Now in fusion experiments we supplement gravity with magnetic fields and pressure from high temperature plasma, but the same thing stands we need to apply constant pressure to allow for protons to fuse into neutrons in order to have hydrogen > helium fusion, not only that but we need to apply even more pressure when the reaction actually happens to keep it because now you have radiation pressure that wants to expand your plasma which would stop all fusion unless countered.

This is exactly why I asked if we have any models which are actually energy positive.

>Maybe you should take a course in freshman physics?

Maybe you should?


The only way the sun could be powered by gravity would be if it were gradually collapsing. If the radius of the Sun is constant, no gravitational energy would be released. In this situation the pressure in the Sun is not a source of power, any more than the pressure in the tires of your car could be a source of power.

This was actually the theory of how the Sun was powered, a century ago. This caused problems, since the maximum age of the Sun under this scenario is just tens of millions of years, and the Earth was clearly older than that.

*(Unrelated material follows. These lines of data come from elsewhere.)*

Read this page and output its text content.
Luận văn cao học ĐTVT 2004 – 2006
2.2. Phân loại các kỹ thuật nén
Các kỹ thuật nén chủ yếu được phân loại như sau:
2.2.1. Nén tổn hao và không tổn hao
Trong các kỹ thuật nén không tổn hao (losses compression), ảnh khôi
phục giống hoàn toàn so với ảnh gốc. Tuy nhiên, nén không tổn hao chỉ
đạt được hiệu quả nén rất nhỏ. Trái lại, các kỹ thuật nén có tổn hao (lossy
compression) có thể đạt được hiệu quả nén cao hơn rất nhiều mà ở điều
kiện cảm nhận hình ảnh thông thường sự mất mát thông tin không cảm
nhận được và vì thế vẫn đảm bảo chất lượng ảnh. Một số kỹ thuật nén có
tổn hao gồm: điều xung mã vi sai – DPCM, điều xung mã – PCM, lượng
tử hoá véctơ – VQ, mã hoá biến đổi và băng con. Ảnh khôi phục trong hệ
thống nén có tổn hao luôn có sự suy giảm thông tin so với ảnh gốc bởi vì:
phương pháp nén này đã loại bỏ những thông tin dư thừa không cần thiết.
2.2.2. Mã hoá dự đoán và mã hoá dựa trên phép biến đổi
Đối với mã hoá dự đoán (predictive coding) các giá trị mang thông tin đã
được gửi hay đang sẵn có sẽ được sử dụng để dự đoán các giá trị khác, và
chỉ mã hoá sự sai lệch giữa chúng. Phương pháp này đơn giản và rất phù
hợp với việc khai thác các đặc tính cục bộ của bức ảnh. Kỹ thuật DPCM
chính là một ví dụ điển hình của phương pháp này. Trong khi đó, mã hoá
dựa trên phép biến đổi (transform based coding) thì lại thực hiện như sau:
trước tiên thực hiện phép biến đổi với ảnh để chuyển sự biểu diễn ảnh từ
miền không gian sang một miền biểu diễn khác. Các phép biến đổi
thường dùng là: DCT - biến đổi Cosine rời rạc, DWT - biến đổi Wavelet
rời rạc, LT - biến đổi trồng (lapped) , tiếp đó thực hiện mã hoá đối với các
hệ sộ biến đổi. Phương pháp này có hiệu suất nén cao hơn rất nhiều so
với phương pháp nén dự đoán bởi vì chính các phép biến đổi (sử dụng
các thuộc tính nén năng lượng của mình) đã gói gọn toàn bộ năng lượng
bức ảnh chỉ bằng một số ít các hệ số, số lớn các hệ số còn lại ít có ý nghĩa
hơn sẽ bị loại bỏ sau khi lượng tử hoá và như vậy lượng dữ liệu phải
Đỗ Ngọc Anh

We now know the Earth is 4.55 billion years old. The Sun cannot be powered by gravitational collapse, or it would have stopped shining long ago. The pressure and temperature of the core of the Sun set up the conditions in which fusion can occur, but they are not the source of energy that is powering the Sun.


Again do you understand what dynamic equilibrium is? We have awarded a Nobel prize for this, a star is powered by fusion which is maintained by gravitational collapse it collapses to the point where it achieved a hydrostatic equilibrium between the force of gravity and the outward pressure of the fusion reaction that wants to blow it up.

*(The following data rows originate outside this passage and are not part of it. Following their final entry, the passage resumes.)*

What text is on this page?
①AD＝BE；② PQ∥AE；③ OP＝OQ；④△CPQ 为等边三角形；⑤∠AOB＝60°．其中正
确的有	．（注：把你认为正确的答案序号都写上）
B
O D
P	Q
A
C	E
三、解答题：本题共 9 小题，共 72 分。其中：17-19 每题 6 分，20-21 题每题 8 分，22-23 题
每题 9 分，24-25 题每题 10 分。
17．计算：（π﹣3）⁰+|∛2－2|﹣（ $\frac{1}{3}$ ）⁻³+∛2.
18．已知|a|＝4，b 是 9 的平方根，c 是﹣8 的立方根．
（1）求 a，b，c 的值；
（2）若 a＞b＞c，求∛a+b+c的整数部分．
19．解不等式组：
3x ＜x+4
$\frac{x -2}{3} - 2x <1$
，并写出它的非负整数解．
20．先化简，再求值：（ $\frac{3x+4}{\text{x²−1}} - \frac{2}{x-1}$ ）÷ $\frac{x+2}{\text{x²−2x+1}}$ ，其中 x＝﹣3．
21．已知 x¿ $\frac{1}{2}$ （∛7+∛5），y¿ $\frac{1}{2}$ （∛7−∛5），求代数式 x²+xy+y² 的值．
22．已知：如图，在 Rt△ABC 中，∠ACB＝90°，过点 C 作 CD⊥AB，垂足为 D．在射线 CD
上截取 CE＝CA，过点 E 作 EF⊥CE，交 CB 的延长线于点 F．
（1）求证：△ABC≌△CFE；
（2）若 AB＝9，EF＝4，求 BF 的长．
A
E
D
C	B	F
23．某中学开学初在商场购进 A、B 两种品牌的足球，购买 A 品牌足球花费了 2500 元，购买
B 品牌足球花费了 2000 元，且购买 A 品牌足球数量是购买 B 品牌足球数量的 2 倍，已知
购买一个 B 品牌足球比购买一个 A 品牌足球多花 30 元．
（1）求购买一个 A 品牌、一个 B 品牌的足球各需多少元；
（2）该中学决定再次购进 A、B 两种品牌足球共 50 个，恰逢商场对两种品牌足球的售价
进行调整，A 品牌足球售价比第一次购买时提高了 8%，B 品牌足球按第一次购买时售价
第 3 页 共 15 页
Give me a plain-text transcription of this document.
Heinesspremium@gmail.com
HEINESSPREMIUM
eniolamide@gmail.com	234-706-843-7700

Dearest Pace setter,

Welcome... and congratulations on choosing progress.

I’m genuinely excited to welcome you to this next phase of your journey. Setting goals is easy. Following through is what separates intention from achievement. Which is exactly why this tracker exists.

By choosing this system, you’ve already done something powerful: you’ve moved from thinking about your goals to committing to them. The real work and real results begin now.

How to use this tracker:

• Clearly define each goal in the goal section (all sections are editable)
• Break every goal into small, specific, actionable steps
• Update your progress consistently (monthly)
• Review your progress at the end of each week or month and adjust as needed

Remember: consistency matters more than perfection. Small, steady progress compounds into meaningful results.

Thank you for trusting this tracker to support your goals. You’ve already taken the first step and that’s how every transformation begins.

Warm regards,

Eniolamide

If the fusion reaction overcomes gravity it expands until fusion stops, if gravity overcomes fusion it collapses again until another equilibrium is reached by either fusing heavier elements or through degeneracy pressure, if that cannot be stopped then we get a black hole.

>The Sun cannot be powered by gravitational collapse, or it would have stopped shining long ago.

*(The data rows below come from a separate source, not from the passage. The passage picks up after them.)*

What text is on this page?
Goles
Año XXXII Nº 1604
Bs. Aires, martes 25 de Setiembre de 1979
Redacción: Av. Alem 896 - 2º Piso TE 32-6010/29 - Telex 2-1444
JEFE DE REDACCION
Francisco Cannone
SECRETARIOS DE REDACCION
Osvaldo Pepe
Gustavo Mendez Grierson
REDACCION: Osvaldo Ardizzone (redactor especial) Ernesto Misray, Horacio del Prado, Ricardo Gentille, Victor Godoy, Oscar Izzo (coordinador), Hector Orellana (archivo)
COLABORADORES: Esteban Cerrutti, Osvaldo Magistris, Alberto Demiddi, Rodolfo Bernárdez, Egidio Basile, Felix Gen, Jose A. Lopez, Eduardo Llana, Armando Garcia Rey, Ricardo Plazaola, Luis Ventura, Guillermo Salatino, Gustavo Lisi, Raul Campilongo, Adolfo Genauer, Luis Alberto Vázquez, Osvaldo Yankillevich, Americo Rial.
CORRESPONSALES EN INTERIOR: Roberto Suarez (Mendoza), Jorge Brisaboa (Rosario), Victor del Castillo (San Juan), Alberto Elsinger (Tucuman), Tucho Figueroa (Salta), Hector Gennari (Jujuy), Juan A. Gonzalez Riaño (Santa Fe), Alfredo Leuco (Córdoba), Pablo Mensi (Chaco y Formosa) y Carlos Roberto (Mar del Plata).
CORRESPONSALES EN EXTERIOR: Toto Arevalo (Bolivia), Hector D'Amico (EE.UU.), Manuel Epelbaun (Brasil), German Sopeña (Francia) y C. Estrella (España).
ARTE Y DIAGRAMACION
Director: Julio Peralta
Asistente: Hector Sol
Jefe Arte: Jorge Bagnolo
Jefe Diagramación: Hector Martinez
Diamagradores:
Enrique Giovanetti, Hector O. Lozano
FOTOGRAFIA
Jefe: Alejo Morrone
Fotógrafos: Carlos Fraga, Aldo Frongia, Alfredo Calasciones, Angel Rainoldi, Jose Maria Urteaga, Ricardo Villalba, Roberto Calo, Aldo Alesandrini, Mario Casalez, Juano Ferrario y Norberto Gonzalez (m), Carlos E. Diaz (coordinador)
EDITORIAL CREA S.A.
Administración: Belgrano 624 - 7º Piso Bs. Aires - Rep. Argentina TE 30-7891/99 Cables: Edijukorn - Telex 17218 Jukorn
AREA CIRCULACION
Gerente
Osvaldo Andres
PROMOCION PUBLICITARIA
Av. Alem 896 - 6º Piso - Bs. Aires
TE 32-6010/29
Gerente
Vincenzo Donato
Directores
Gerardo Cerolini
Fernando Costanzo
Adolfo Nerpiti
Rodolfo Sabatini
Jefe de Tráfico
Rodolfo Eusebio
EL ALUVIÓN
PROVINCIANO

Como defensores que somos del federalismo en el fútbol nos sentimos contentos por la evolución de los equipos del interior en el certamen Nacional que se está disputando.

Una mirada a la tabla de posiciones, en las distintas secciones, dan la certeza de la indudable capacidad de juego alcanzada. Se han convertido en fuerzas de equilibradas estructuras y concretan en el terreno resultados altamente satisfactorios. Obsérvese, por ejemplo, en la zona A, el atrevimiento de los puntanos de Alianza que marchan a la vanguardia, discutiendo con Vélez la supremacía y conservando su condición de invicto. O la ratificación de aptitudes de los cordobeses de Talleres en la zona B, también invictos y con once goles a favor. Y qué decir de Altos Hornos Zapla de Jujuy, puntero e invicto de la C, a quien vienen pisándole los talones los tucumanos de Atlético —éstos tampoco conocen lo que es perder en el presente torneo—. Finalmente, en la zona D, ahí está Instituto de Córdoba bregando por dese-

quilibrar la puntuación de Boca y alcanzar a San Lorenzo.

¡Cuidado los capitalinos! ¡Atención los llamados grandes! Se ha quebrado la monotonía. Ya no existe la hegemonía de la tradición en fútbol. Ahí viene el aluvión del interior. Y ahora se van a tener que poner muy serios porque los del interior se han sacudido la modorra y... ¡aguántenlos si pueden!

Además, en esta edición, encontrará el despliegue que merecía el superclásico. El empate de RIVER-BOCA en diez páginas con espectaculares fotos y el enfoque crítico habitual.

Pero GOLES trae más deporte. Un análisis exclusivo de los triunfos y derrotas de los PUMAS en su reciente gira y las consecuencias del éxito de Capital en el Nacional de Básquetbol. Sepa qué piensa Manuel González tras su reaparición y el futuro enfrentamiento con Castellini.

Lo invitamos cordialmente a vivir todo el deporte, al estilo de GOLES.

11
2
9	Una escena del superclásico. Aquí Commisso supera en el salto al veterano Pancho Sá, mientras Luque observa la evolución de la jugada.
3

The Sun isn't powered by gravitational collapse, it's fusion reaction is maintained by it, just like we must maintain a fusion reaction by having the right pressure to allow for proton fusion in the first place and countering the radiation pressure from the fusion reaction which is why we need to constantly supply the reaction with energy to maintain it.

The fact that you still do not accept this is simply mind boggling, consider reading up on hydrostatic equilibrium and stellar nucleogenesis.

"An interstellar cloud of gas will remain in hydrostatic equilibrium as long as the kinetic energy of the gas pressure is in balance with the potential energy of the internal gravitational force. Mathematically this is expressed using the virial theorem, which states that, to maintain equilibrium, the gravitational potential energy must equal twice the internal thermal energy."

Ironically enough this is exactly with what you've tried to counter my initial post, gravity doesn't go away it is what is keeping the reaction going, if you turn off gravity the gas would cool down due to the expansion and all fusion reaction would stop, but as long as gravity is there the reaction will continue until there is no more fuel to fuse.


You wrote this:

"So in essence stars aren’t energy possitvie (or if so only slightly relative to the energy of the reaction) they just convert one type of energy into another."

which is utter crap, at least in the case of a star like the Sun, as I demonstrated several messages back. They are massively energy positive. The fusion energy output is orders of magnitude higher than the gravitational energy that was liberated as the Sun formed.


What confines the fusion reaction and prevents the star to blow out due to the outward pressure from the gas pressure and the radiation pressure powered by the fusion reaction? Basically why isn't a star a giant thermonuclear bomb? This is gravity, yes no energy is technically extracted, but you can no more have fusion in stars without the constant pull of gravity which confines the fusion reaction in the same manner as magnetic confinement fields achieve the same effect on earth.